Now missing the flight must be due to: "negative karma" again.
However, I had lots of insurance and now I will be able to get out of all my debt, and because I am free of all other obligations, I can finally go on that 3 year retreat.
Now missing the flight must once again caused by: "positive karma".
There is the "Mind-only" school, and then there is the "can't-make-up-my-mind" school!
Are you your brain? Am I my brain?
"who" is the one experiencing the chemical interactions of the brain?
I am inclined to think that somewhere along the way, people started using 'past karma' as a catch-all explanation for everything they did not understand. There is a problem associating 'past karma' with the appearances of things, and the value judgements we put on things. Like the idea that an accumulation of negative karma will result in being reborn as a snake.

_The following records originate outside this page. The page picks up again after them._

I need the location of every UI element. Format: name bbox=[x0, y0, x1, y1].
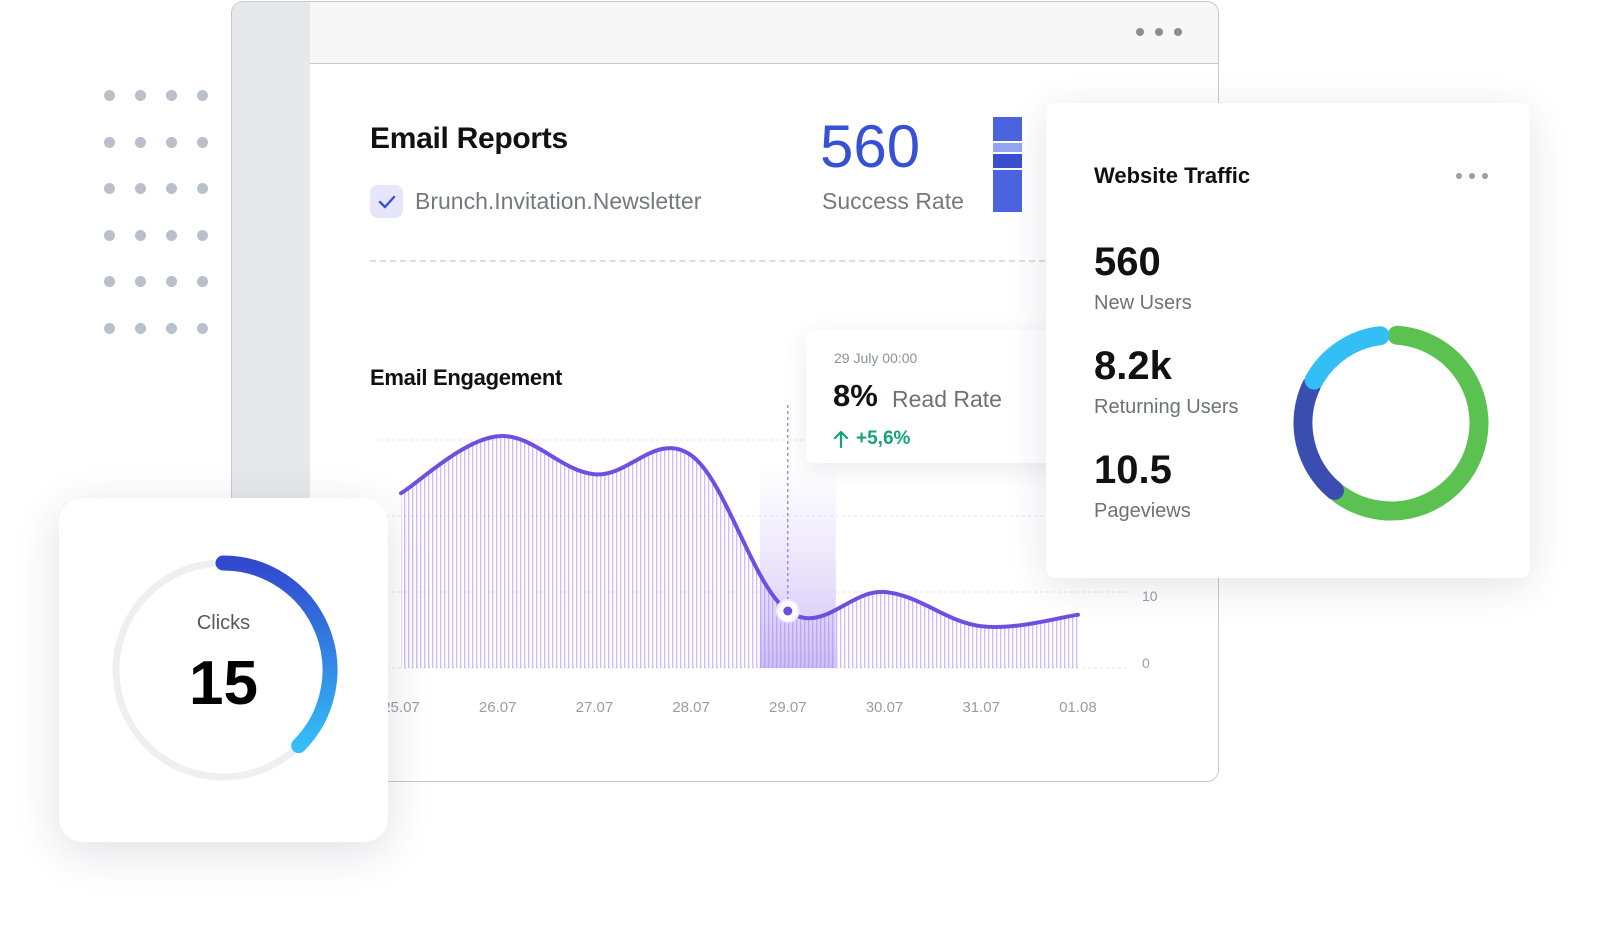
donut-segment bbox=[1293, 376, 1344, 500]
area-fill bbox=[401, 435, 1078, 668]
y-tick-label: 10 bbox=[1142, 588, 1158, 604]
tooltip-value: 8% bbox=[833, 378, 878, 413]
x-tick-label: 31.07 bbox=[962, 699, 1000, 716]
x-tick-label: 29.07 bbox=[769, 699, 807, 716]
new-users-label: New Users bbox=[1094, 292, 1192, 314]
x-tick-label: 27.07 bbox=[576, 699, 614, 716]
returning-users-label: Returning Users bbox=[1094, 396, 1239, 418]
tooltip-label: Read Rate bbox=[892, 386, 1002, 412]
pageviews-label: Pageviews bbox=[1094, 500, 1191, 522]
chart-tooltip: 29 July 00:00 8% Read Rate +5,6% bbox=[806, 330, 1066, 463]
donut-segment bbox=[1329, 325, 1489, 521]
pageviews-value: 10.5 bbox=[1094, 448, 1172, 492]
x-tick-label: 28.07 bbox=[672, 699, 710, 716]
donut-segment bbox=[1304, 326, 1390, 390]
data-point bbox=[783, 606, 793, 616]
clicks-card: Clicks 15 bbox=[59, 498, 388, 842]
website-traffic-card: Website Traffic 560 New Users 8.2k Retur… bbox=[1046, 103, 1530, 578]
arrow-up-icon bbox=[833, 430, 849, 448]
clicks-label: Clicks bbox=[196, 612, 251, 634]
x-tick-label: 26.07 bbox=[479, 699, 517, 716]
traffic-donut-chart bbox=[1293, 325, 1489, 521]
more-horizontal-icon[interactable] bbox=[1456, 173, 1488, 179]
clicks-value: 15 bbox=[189, 649, 258, 718]
tooltip-date: 29 July 00:00 bbox=[834, 350, 918, 366]
y-tick-label: 0 bbox=[1142, 655, 1150, 671]
website-traffic-title: Website Traffic bbox=[1094, 163, 1251, 188]
new-users-value: 560 bbox=[1094, 240, 1161, 284]
x-tick-label: 01.08 bbox=[1059, 699, 1097, 716]
tooltip-change: +5,6% bbox=[856, 428, 911, 449]
x-tick-label: 30.07 bbox=[866, 699, 904, 716]
returning-users-value: 8.2k bbox=[1094, 344, 1172, 388]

What's wrong with being a snake? At least, you can make ends meet now and then!
Thank you for mentioning the error of the vaccine theory.

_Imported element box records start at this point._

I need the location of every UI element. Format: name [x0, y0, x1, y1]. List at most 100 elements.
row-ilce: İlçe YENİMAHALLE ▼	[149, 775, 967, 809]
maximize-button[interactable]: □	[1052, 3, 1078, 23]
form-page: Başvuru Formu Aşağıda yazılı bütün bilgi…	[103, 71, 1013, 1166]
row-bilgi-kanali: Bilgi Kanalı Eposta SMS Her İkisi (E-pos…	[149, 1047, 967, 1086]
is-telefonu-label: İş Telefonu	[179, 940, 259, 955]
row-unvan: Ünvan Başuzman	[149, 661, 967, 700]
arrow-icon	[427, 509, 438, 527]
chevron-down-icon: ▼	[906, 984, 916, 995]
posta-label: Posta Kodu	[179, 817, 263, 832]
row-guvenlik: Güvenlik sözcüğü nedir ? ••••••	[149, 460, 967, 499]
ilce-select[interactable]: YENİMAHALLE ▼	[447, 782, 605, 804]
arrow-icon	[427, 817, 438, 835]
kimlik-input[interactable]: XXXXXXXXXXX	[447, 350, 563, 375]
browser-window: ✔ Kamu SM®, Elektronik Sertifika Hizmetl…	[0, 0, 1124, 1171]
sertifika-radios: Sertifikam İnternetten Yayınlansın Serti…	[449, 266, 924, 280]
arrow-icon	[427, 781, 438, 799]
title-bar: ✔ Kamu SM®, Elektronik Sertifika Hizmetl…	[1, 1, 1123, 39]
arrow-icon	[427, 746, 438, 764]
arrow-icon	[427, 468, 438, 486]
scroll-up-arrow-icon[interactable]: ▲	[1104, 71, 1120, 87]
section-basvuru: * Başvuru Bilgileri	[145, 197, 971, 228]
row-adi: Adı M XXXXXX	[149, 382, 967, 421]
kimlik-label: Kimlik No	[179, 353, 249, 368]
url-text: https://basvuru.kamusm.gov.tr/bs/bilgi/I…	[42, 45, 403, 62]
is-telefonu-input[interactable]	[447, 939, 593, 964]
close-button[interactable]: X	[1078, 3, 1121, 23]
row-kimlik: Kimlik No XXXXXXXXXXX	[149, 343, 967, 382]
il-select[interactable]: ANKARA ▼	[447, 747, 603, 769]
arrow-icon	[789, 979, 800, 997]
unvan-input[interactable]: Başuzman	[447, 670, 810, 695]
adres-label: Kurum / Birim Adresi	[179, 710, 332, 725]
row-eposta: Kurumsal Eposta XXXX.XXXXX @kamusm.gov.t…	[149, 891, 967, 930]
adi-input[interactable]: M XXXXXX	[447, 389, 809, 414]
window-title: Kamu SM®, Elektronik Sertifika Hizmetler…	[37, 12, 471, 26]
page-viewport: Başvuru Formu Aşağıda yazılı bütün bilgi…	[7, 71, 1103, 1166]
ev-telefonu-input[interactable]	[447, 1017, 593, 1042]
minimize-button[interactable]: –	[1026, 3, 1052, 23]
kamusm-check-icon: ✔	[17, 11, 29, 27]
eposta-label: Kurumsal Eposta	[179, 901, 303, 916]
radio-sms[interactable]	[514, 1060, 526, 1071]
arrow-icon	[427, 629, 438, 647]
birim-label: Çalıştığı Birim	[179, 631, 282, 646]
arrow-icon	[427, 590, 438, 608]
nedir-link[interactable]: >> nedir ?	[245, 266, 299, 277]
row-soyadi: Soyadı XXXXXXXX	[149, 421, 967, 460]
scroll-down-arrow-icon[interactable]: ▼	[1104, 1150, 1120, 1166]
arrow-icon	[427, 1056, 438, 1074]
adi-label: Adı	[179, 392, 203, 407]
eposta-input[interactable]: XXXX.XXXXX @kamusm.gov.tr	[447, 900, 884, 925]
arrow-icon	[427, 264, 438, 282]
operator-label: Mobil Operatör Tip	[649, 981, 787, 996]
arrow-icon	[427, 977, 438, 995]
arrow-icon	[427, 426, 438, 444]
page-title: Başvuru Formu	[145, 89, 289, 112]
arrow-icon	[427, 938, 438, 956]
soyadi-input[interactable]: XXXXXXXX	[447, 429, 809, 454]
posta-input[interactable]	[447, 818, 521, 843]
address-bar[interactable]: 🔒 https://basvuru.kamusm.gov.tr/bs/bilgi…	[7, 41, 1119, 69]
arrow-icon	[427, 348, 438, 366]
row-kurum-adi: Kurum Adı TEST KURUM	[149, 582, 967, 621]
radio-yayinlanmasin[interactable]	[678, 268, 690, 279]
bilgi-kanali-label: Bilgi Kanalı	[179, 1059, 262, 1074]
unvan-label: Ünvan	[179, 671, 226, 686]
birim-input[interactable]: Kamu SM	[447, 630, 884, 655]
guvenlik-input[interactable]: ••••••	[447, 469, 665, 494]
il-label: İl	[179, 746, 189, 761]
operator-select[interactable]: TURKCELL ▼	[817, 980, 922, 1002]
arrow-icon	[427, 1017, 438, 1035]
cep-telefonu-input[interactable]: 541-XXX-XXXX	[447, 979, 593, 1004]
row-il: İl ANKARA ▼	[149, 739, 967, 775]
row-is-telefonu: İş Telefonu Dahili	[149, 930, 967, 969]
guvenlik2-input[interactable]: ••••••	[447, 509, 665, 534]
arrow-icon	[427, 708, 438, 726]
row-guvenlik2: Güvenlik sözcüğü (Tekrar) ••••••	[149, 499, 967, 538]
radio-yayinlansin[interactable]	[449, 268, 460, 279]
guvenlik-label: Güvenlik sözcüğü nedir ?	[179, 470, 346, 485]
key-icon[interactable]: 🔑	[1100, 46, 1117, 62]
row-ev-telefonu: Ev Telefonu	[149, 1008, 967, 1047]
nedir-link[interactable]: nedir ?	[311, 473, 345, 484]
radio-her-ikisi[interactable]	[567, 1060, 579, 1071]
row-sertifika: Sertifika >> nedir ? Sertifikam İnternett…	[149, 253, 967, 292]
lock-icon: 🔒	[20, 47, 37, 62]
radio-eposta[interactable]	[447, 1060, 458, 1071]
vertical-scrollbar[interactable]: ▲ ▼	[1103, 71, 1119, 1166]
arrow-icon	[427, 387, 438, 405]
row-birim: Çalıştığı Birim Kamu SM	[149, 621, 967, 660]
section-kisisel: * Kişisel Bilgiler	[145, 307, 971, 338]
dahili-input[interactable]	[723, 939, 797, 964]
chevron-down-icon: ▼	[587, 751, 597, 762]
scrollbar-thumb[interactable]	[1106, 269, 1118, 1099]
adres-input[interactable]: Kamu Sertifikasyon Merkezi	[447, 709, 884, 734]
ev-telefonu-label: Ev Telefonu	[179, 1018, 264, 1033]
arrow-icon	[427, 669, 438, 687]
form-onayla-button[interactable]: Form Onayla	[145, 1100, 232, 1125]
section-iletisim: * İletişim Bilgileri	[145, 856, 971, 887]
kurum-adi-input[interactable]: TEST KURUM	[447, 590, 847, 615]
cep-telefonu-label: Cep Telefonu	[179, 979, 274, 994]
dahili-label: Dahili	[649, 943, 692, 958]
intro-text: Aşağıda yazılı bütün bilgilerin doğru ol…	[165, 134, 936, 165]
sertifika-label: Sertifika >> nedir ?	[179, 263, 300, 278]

At least that could be tested and shown to be wrong.
But I think the karma theory, while essentially correct, is too often used to justify things the way we want to see them.
I don't think it's a given that everything
that happens is past karma. Like if you miss a flight or something, usually it is because you did not make sure to leave in time. Or you came across circumstances related to when you decided to get on the road, such as traffic or getting into an accident. To what extent this is just the results of one's choices and timing or is ripening karma, I have no idea, because karma is extremely complex and only a Buddha can really comprehend it. Also, when one commits an act, or utters some words, or thinks something, one can do so in several ways in terms of intention. One can do so completely purely and virtuously, one can do so completely negatively, one can do so with mostly good intention but tainted with negativity, or one can do so in a state of neutrality. So results can be purely good, or purely bad, or mixed, or kind of neutral from one's POV. Also, the fruition of one karma could function as the contributing circumstances for the fruition of another. So the plane crashes and it destroys one's house - this could be one karma's fruition - whereas the confluence of the destruction of one's house and having been able to purchase insurance are contributing circumstances for past positive karma to ripen and one gets a lot of money and free oneself of debt, etc as you said. Then the freedom from debt and the financial freedom could be a contributing condition for past karma and aspirations to be able to do a 3 yr retreat. I think in general, karma is much more complex than one cause having one result in a vacuum. Past causes and present results condition both our choices and our perceptions, so experientially it's like a web of interdependence. I don't know how well I managed to get across what I was trying to here, though.
I do agree, though, that even among Buddhists who understand that karma is simply cause and result, it is very often used as a "catch-all" as you say. The reason for this is that the theory is easy to understand, but the actual interdependent reality of it is beyond our capacity to understand.
Whether or not "past karma" is a "useful" answer to the question of why kids develop autism I guess depends on what one was expecting in asking such a question, i.e. what one wants to do with that information. If one is simply wanting to know why it happens, then it seems like explaining past karma and the contributing circumstances that enable that karma to ripen is a straightforward, matter of fact reply. In that way it is useful because it answers the question. But if one is asking because one wants to know how to cure kids who already have autism, or one wants to have a baby and one wants to know if one can do anything to decrease the likelihood that it will develop autism, then past karma is not a useful answer because past karma is inexorable, so focusing on any available knowledge of the contributing conditions that enable that karma to manifest would be what's useful.